The marketing activities of these giants are aimed at recruitment of new, young converts in to replace hard-core addicts who die. No other legal substance is as deadly and powerfully addictive as tobacco. Adolescent experimentation with tobacco can easily lead to a lifetime of tobacco dependence.

A cross-sectional survey on a random sample of 632 urban school going children in Islamabad reveals that 28% of the urban adolescents under the ages of 15-18 years currently smoke. Of these, 75% are regular smokers and 58% have been smoking for the last too years; 92% of those who smoke were aware of the hazards of smoking and 78% had never tried to give up. In poor families in developing countries, purchase of tobacco can easily represent up to 10% of total household expenditure.

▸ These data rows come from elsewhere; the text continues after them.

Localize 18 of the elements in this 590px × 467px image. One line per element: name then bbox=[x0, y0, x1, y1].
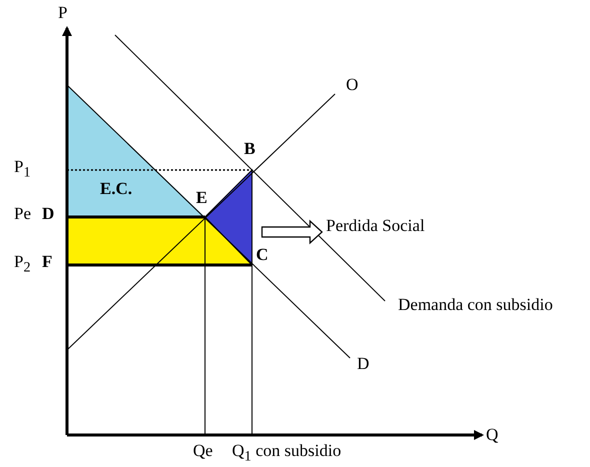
curve-label: Demanda con subsidio bbox=[398, 296, 553, 315]
point-label: E bbox=[196, 189, 208, 208]
quantity-label: Q$_{1}$ con subsidio bbox=[232, 442, 342, 465]
area-label: E.C. bbox=[100, 180, 132, 199]
axis-label: Q bbox=[486, 426, 498, 445]
price-label: P$_{2}$ bbox=[14, 253, 31, 276]
point-label: F bbox=[42, 253, 52, 272]
area-label: Perdida Social bbox=[326, 217, 425, 236]
arrow bbox=[261, 220, 323, 244]
point-label: B bbox=[244, 140, 256, 159]
point-label: D bbox=[42, 205, 54, 224]
curve-label: D bbox=[357, 355, 370, 374]
price-label: P$_{1}$ bbox=[14, 158, 31, 181]
axis-label: P bbox=[58, 4, 68, 23]
price-label: Pe bbox=[14, 205, 31, 224]
curve-label: O bbox=[346, 76, 358, 95]
point-label: C bbox=[256, 246, 268, 265]
quantity-label: Qe bbox=[193, 442, 213, 461]
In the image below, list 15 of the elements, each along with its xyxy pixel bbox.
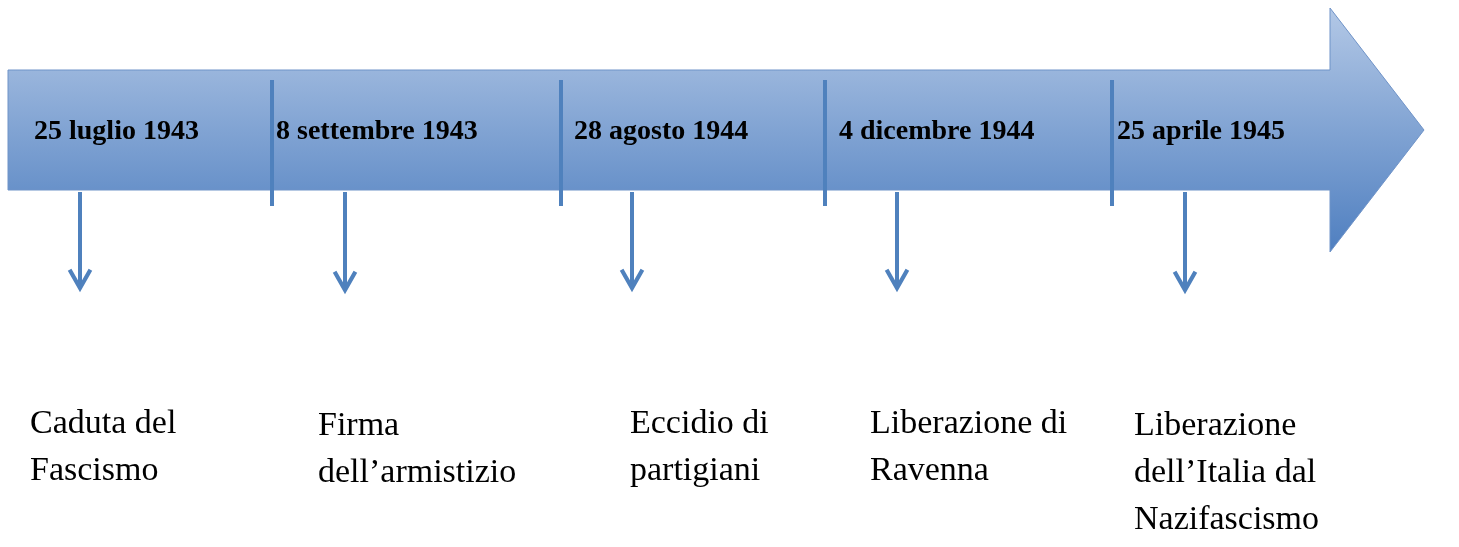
- arrow: [619, 192, 645, 291]
- event-label: Liberazione di Ravenna: [870, 403, 1068, 487]
- arrow: [1172, 192, 1198, 293]
- date-label: 8 settembre 1943: [276, 114, 478, 146]
- date-label: 25 luglio 1943: [34, 114, 199, 146]
- event-label: Liberazione dell’Italia dal Nazifascismo: [1134, 405, 1320, 536]
- arrow: [332, 192, 358, 293]
- date-label: 4 dicembre 1944: [839, 114, 1035, 146]
- arrow: [67, 192, 93, 291]
- date-label: 25 aprile 1945: [1117, 114, 1285, 146]
- event-label: Firma dell’armistizio: [318, 405, 517, 489]
- event-label: Caduta del Fascismo: [30, 403, 177, 487]
- arrow: [884, 192, 910, 291]
- event-label: Eccidio di partigiani: [630, 403, 769, 487]
- date-label: 28 agosto 1944: [574, 114, 749, 146]
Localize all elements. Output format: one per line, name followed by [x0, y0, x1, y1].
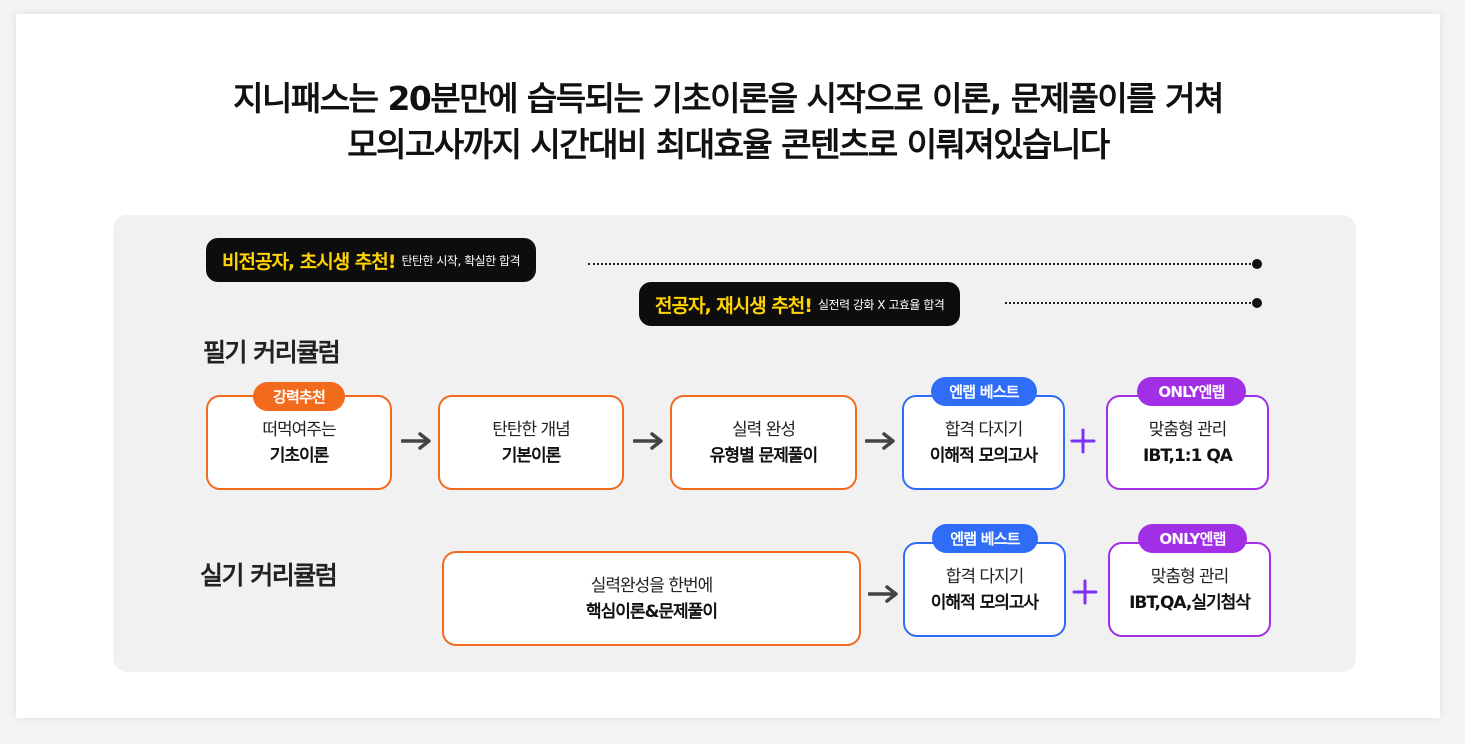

Tobacco use is killing over 4 million people every year at the global level; of these, approximately 60,000 are from Pakistan, resulting in a substantial cost that far exceeds the revenues gained.

Moreover, the tobacco industry is spending its multi-billion tobacco promotion budgets to capture markets in the most populous countries, which includes Pakistan. The measures being taken by the government are appreciable no doubt; however, at the same time, some thought needs to be given to significant enhancement of spending on tobacco control. According to the WHO Report on the Global Tobacco Epidemic 2008, tobacco tax revenues are more than 4,000 times greater than spending on tobacco control in middle-income countries, and more than 9,000 times greater in lower-income countries. High-income countries collect about 340 times more money in tobacco taxes than they spend on tobacco control. These data provide food for thought.